Les « bons sens » sont des ensembles complexes qui concernent aussi bien :

  • la vision du monde physique,
  • la position de la terre dans l’espace et ses mouvements,
  • l’acceptation de l’ordre social existant et des catastrophes qui l’accompagnent (le respect des hiérarchies et des inégalités, les jeux qui donnent un sens à la vie,
  • la guerre, l’enrichissement, le pouvoir…),
  • le soutien philosophique de cet ordre,
  • sa justification théorique.

Au moyen âge en Europe, le bon sens consistait dans la foi chrétienne, le mépris et la haine des infidèles, la mise à l’écart des juifs, l’acceptation du système féodal comme naturel, la supériorité des aristocrates sur les manants, la croyance en une terre fixe autour de laquelle tournaient le soleil et les étoiles. Les jeux auxquels jouaient les classes dirigeantes — rivalités pour le pouvoir entre familles, guerres permanentes avec une préférence pour les guerres de succession, accaparement de l’essentiel de la richesse par une très petite minorité — se jouaient dans le cadre d’une morale très laxiste réservée aux guerriers, mais le sens commun était tel que les malheurs qui en résultaient pour les peuples étaient considérés comme naturels par ceux mêmes qui les subissaient, et le prestige des conquérants donnait sa légitimité aux exactions les plus inhumaines.

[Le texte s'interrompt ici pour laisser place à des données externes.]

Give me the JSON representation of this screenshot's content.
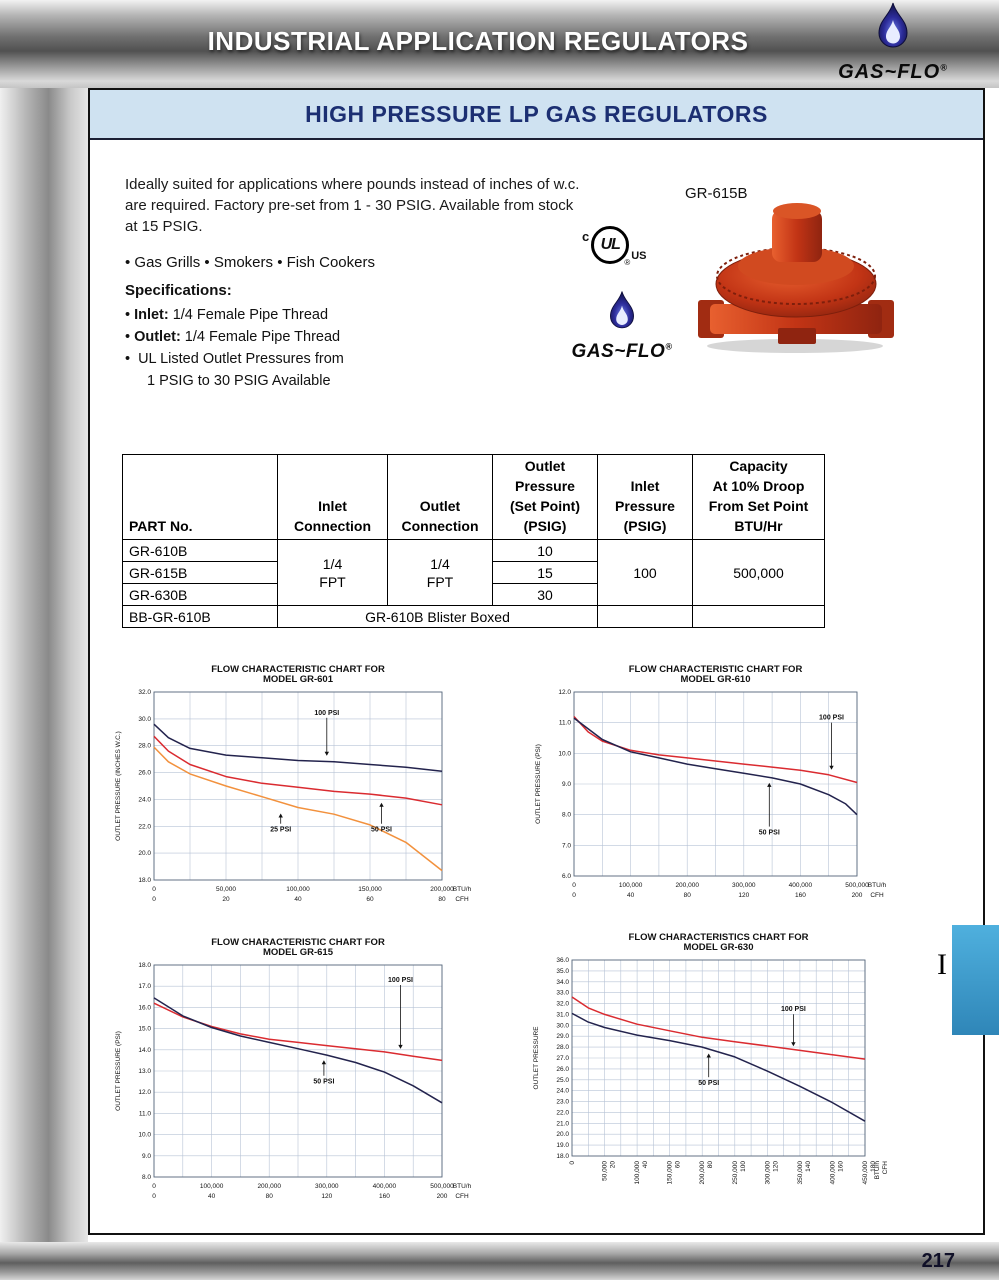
{
  "header": {
    "title": "INDUSTRIAL APPLICATION REGULATORS"
  },
  "brand": {
    "name": "GAS~FLO",
    "reg": "®"
  },
  "page": {
    "number": "217",
    "side_tab": "I"
  },
  "colors": {
    "banner_bg": "#cfe2f1",
    "banner_text": "#1c2f72",
    "tab_blue": "#3ea2d2",
    "regulator_red": "#c63a1a",
    "flame_blue": "#2c2c9a"
  },
  "section": {
    "title": "HIGH PRESSURE LP GAS REGULATORS",
    "intro": [
      "Ideally suited for applications where pounds instead of inches of w.c.",
      "are required. Factory pre-set from 1 - 30 PSIG. Available from stock",
      "at 15 PSIG."
    ],
    "applications": "• Gas Grills • Smokers • Fish Cookers",
    "product_label": "GR-615B",
    "specs_heading": "Specifications:",
    "specs": [
      {
        "bullet": "•",
        "bold": "Inlet:",
        "text": "1/4 Female Pipe Thread"
      },
      {
        "bullet": "•",
        "bold": "Outlet:",
        "text": "1/4 Female Pipe Thread"
      },
      {
        "bullet": "•",
        "bold": "",
        "text": "UL Listed Outlet Pressures from"
      },
      {
        "bullet": "",
        "bold": "",
        "text": "1 PSIG to 30 PSIG Available"
      }
    ],
    "ul_mark": {
      "left": "c",
      "center": "UL",
      "right": "US",
      "reg": "®"
    }
  },
  "table": {
    "headers": {
      "part": [
        "PART No."
      ],
      "inlet_conn": [
        "Inlet",
        "Connection"
      ],
      "outlet_conn": [
        "Outlet",
        "Connection"
      ],
      "set_point": [
        "Outlet",
        "Pressure",
        "(Set Point)",
        "(PSIG)"
      ],
      "inlet_pressure": [
        "Inlet",
        "Pressure",
        "(PSIG)"
      ],
      "capacity": [
        "Capacity",
        "At 10% Droop",
        "From Set Point",
        "BTU/Hr"
      ]
    },
    "rows": [
      {
        "part": "GR-610B",
        "set_point": "10"
      },
      {
        "part": "GR-615B",
        "set_point": "15"
      },
      {
        "part": "GR-630B",
        "set_point": "30"
      }
    ],
    "merged": {
      "inlet_conn": [
        "1/4",
        "FPT"
      ],
      "outlet_conn": [
        "1/4",
        "FPT"
      ],
      "inlet_pressure": "100",
      "capacity": "500,000"
    },
    "blister": {
      "part": "BB-GR-610B",
      "note": "GR-610B Blister Boxed"
    }
  },
  "chart_data": [
    {
      "type": "line",
      "title": [
        "FLOW CHARACTERISTIC CHART FOR",
        "MODEL GR-601"
      ],
      "ylabel": "OUTLET PRESSURE (INCHES W.C.)",
      "ymin": 18.0,
      "ymax": 32.0,
      "ystep": 2.0,
      "xmin": 0,
      "xmax": 200000,
      "xgrid": 8,
      "xunit": [
        "BTU/h",
        "CFH"
      ],
      "rotate_xticks": false,
      "xticks": [
        {
          "v": 0,
          "btu": "0",
          "cfh": "0"
        },
        {
          "v": 50000,
          "btu": "50,000",
          "cfh": "20"
        },
        {
          "v": 100000,
          "btu": "100,000",
          "cfh": "40"
        },
        {
          "v": 150000,
          "btu": "150,000",
          "cfh": "60"
        },
        {
          "v": 200000,
          "btu": "200,000",
          "cfh": "80"
        }
      ],
      "series": [
        {
          "name": "100 PSI",
          "color": "#23234d",
          "points": [
            [
              0,
              29.6
            ],
            [
              10000,
              28.6
            ],
            [
              25000,
              27.8
            ],
            [
              50000,
              27.3
            ],
            [
              75000,
              27.1
            ],
            [
              100000,
              26.9
            ],
            [
              125000,
              26.8
            ],
            [
              150000,
              26.6
            ],
            [
              175000,
              26.4
            ],
            [
              200000,
              26.1
            ]
          ]
        },
        {
          "name": "50 PSI",
          "color": "#da2b30",
          "points": [
            [
              0,
              28.7
            ],
            [
              10000,
              27.6
            ],
            [
              25000,
              26.6
            ],
            [
              50000,
              25.7
            ],
            [
              75000,
              25.2
            ],
            [
              100000,
              24.9
            ],
            [
              125000,
              24.6
            ],
            [
              150000,
              24.4
            ],
            [
              175000,
              24.1
            ],
            [
              200000,
              23.6
            ]
          ]
        },
        {
          "name": "25 PSI",
          "color": "#f2913d",
          "points": [
            [
              0,
              27.9
            ],
            [
              10000,
              26.8
            ],
            [
              25000,
              25.9
            ],
            [
              50000,
              25.0
            ],
            [
              75000,
              24.2
            ],
            [
              100000,
              23.4
            ],
            [
              125000,
              22.9
            ],
            [
              150000,
              22.1
            ],
            [
              175000,
              20.8
            ],
            [
              200000,
              18.7
            ]
          ]
        }
      ],
      "annotations": [
        {
          "text": "100 PSI",
          "x": 120000,
          "y": 30.3,
          "ty": 27.1
        },
        {
          "text": "25 PSI",
          "x": 88000,
          "y": 21.6,
          "ty": 23.1
        },
        {
          "text": "50 PSI",
          "x": 158000,
          "y": 21.6,
          "ty": 23.9
        }
      ]
    },
    {
      "type": "line",
      "title": [
        "FLOW CHARACTERISTIC CHART FOR",
        "MODEL GR-610"
      ],
      "ylabel": "OUTLET PRESSURE (PSI)",
      "ymin": 6.0,
      "ymax": 12.0,
      "ystep": 1.0,
      "xmin": 0,
      "xmax": 500000,
      "xgrid": 10,
      "xunit": [
        "BTU/h",
        "CFH"
      ],
      "rotate_xticks": false,
      "xticks": [
        {
          "v": 0,
          "btu": "0",
          "cfh": "0"
        },
        {
          "v": 100000,
          "btu": "100,000",
          "cfh": "40"
        },
        {
          "v": 200000,
          "btu": "200,000",
          "cfh": "80"
        },
        {
          "v": 300000,
          "btu": "300,000",
          "cfh": "120"
        },
        {
          "v": 400000,
          "btu": "400,000",
          "cfh": "160"
        },
        {
          "v": 500000,
          "btu": "500,000",
          "cfh": "200"
        }
      ],
      "series": [
        {
          "name": "100 PSI",
          "color": "#da2b30",
          "points": [
            [
              0,
              11.2
            ],
            [
              25000,
              10.7
            ],
            [
              50000,
              10.4
            ],
            [
              100000,
              10.1
            ],
            [
              150000,
              9.95
            ],
            [
              200000,
              9.85
            ],
            [
              250000,
              9.75
            ],
            [
              300000,
              9.65
            ],
            [
              350000,
              9.55
            ],
            [
              400000,
              9.45
            ],
            [
              450000,
              9.3
            ],
            [
              500000,
              9.05
            ]
          ]
        },
        {
          "name": "50 PSI",
          "color": "#23234d",
          "points": [
            [
              0,
              11.15
            ],
            [
              50000,
              10.45
            ],
            [
              100000,
              10.05
            ],
            [
              150000,
              9.85
            ],
            [
              200000,
              9.65
            ],
            [
              250000,
              9.5
            ],
            [
              300000,
              9.35
            ],
            [
              350000,
              9.2
            ],
            [
              400000,
              9.0
            ],
            [
              450000,
              8.65
            ],
            [
              480000,
              8.35
            ],
            [
              500000,
              8.0
            ]
          ]
        }
      ],
      "annotations": [
        {
          "text": "100 PSI",
          "x": 455000,
          "y": 11.1,
          "ty": 9.4
        },
        {
          "text": "50 PSI",
          "x": 345000,
          "y": 7.35,
          "ty": 9.1
        }
      ]
    },
    {
      "type": "line",
      "title": [
        "FLOW CHARACTERISTIC CHART FOR",
        "MODEL GR-615"
      ],
      "ylabel": "OUTLET PRESSURE (PSI)",
      "ymin": 8.0,
      "ymax": 18.0,
      "ystep": 1.0,
      "xmin": 0,
      "xmax": 500000,
      "xgrid": 10,
      "xunit": [
        "BTU/h",
        "CFH"
      ],
      "rotate_xticks": false,
      "xticks": [
        {
          "v": 0,
          "btu": "0",
          "cfh": "0"
        },
        {
          "v": 100000,
          "btu": "100,000",
          "cfh": "40"
        },
        {
          "v": 200000,
          "btu": "200,000",
          "cfh": "80"
        },
        {
          "v": 300000,
          "btu": "300,000",
          "cfh": "120"
        },
        {
          "v": 400000,
          "btu": "400,000",
          "cfh": "160"
        },
        {
          "v": 500000,
          "btu": "500,000",
          "cfh": "200"
        }
      ],
      "series": [
        {
          "name": "100 PSI",
          "color": "#da2b30",
          "points": [
            [
              0,
              16.2
            ],
            [
              50000,
              15.55
            ],
            [
              100000,
              15.1
            ],
            [
              150000,
              14.75
            ],
            [
              200000,
              14.5
            ],
            [
              250000,
              14.35
            ],
            [
              300000,
              14.2
            ],
            [
              350000,
              14.05
            ],
            [
              400000,
              13.9
            ],
            [
              450000,
              13.7
            ],
            [
              500000,
              13.5
            ]
          ]
        },
        {
          "name": "50 PSI",
          "color": "#23234d",
          "points": [
            [
              0,
              16.45
            ],
            [
              50000,
              15.6
            ],
            [
              100000,
              15.05
            ],
            [
              150000,
              14.65
            ],
            [
              200000,
              14.35
            ],
            [
              250000,
              14.05
            ],
            [
              300000,
              13.75
            ],
            [
              350000,
              13.4
            ],
            [
              400000,
              12.95
            ],
            [
              450000,
              12.3
            ],
            [
              500000,
              11.5
            ]
          ]
        }
      ],
      "annotations": [
        {
          "text": "100 PSI",
          "x": 428000,
          "y": 17.2,
          "ty": 13.95
        },
        {
          "text": "50 PSI",
          "x": 295000,
          "y": 12.4,
          "ty": 13.6
        }
      ]
    },
    {
      "type": "line",
      "title": [
        "FLOW CHARACTERISTICS CHART FOR",
        "MODEL GR-630"
      ],
      "ylabel": "OUTLET PRESSURE",
      "ymin": 18.0,
      "ymax": 36.0,
      "ystep": 1.0,
      "xmin": 0,
      "xmax": 450000,
      "xgrid": 18,
      "xunit": [
        "BTU/h",
        "CFH"
      ],
      "rotate_xticks": true,
      "xticks": [
        {
          "v": 0,
          "btu": "0",
          "cfh": ""
        },
        {
          "v": 50000,
          "btu": "50,000",
          "cfh": "20"
        },
        {
          "v": 100000,
          "btu": "100,000",
          "cfh": "40"
        },
        {
          "v": 150000,
          "btu": "150,000",
          "cfh": "60"
        },
        {
          "v": 200000,
          "btu": "200,000",
          "cfh": "80"
        },
        {
          "v": 250000,
          "btu": "250,000",
          "cfh": "100"
        },
        {
          "v": 300000,
          "btu": "300,000",
          "cfh": "120"
        },
        {
          "v": 350000,
          "btu": "350,000",
          "cfh": "140"
        },
        {
          "v": 400000,
          "btu": "400,000",
          "cfh": "160"
        },
        {
          "v": 450000,
          "btu": "450,000",
          "cfh": "180"
        }
      ],
      "series": [
        {
          "name": "100 PSI",
          "color": "#da2b30",
          "points": [
            [
              0,
              32.6
            ],
            [
              25000,
              31.6
            ],
            [
              50000,
              31.0
            ],
            [
              100000,
              30.1
            ],
            [
              150000,
              29.5
            ],
            [
              200000,
              28.9
            ],
            [
              250000,
              28.5
            ],
            [
              300000,
              28.1
            ],
            [
              350000,
              27.7
            ],
            [
              400000,
              27.3
            ],
            [
              450000,
              26.9
            ]
          ]
        },
        {
          "name": "50 PSI",
          "color": "#23234d",
          "points": [
            [
              0,
              31.1
            ],
            [
              25000,
              30.3
            ],
            [
              50000,
              29.8
            ],
            [
              100000,
              29.1
            ],
            [
              150000,
              28.6
            ],
            [
              200000,
              28.0
            ],
            [
              250000,
              27.1
            ],
            [
              300000,
              25.8
            ],
            [
              350000,
              24.4
            ],
            [
              400000,
              22.9
            ],
            [
              450000,
              21.2
            ]
          ]
        }
      ],
      "annotations": [
        {
          "text": "100 PSI",
          "x": 340000,
          "y": 31.3,
          "ty": 27.9
        },
        {
          "text": "50 PSI",
          "x": 210000,
          "y": 24.5,
          "ty": 27.6
        }
      ]
    }
  ]
}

Dans la culture occidentale moderne, et à l’intérieur de chaque nation, le bon sens existant comprend aujourd’hui la relativité physique de la planète terre dans les milliards d’étoiles et de galaxies, l’idée que la « nature humaine » est perverse et que les guerres sont inévitables, celle que l’ordre organisé dans le cadre de la démocratie représentative est le moins mauvais possible, celle que l’intérêt individuel et national dirige les comportements, celle qu’il faut croire aux droits de l’homme, sans exagération toutefois, la conviction de la supériorité de la nation à laquelle on appartient, une bonne dose de « réalisme » soit de méfiance à l’égard de « l’utopie », une confiance sans réserve dans la raison et la science, enfin une foi dans les ressources illimitées du « progrès. »

Il s’agit donc d’un mélange hétéroclite :

  • de concepts vagues auxquels chacun donne la signification qui lui paraît bonne,
    de jeux — guerre, enrichissement, pouvoir —, donnant un sens à la vie,
  • de sentiments largement inconscients.

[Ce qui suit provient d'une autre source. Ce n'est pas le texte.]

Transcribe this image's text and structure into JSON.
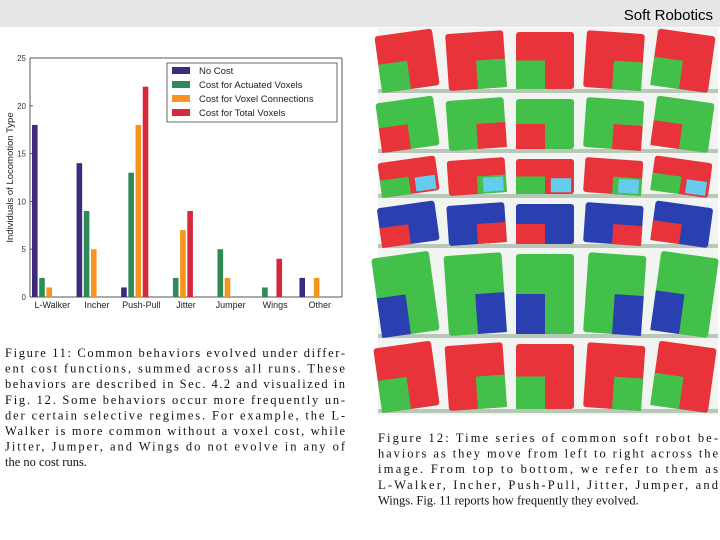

Une sorte d’inventaire « à la Prévert » en quelque sorte, mais qui aide les esprits modernes à jouir d’un certain niveau de confort intellectuel.

C’est aussi ce qu’un chercheur américain (Boulding) a appelé le « folk knowledge », le « savoir populaire », c’est-à-dire ce qui est déposé dans tous les esprits à un moment donné, dans une société déterminée, comme résumé du travail des chercheurs dans des formules simples — la « sagesse des nations » en quelque sorte, ou encore le produit du formatage des esprits par la pression sociale exercée dès la naissance des individus par la famille, l’école, les prestiges sociaux, les médias, le poids de l’histoire, les champs d’ambition offerts aux dirigés par les privilégiés.

Que, dans ces conditions, les « bons sens » transportent avec eux une énorme dose d’hypocrisie et un système très performant d’escroquerie intellectuelle et sentimentale n’a évidemment rien d’étonnant. Tout se passe en effet comme si la formation des esprits était confiée par la nature à un virus agissant sans contrôle au moment même ou commence à naître l’esprit.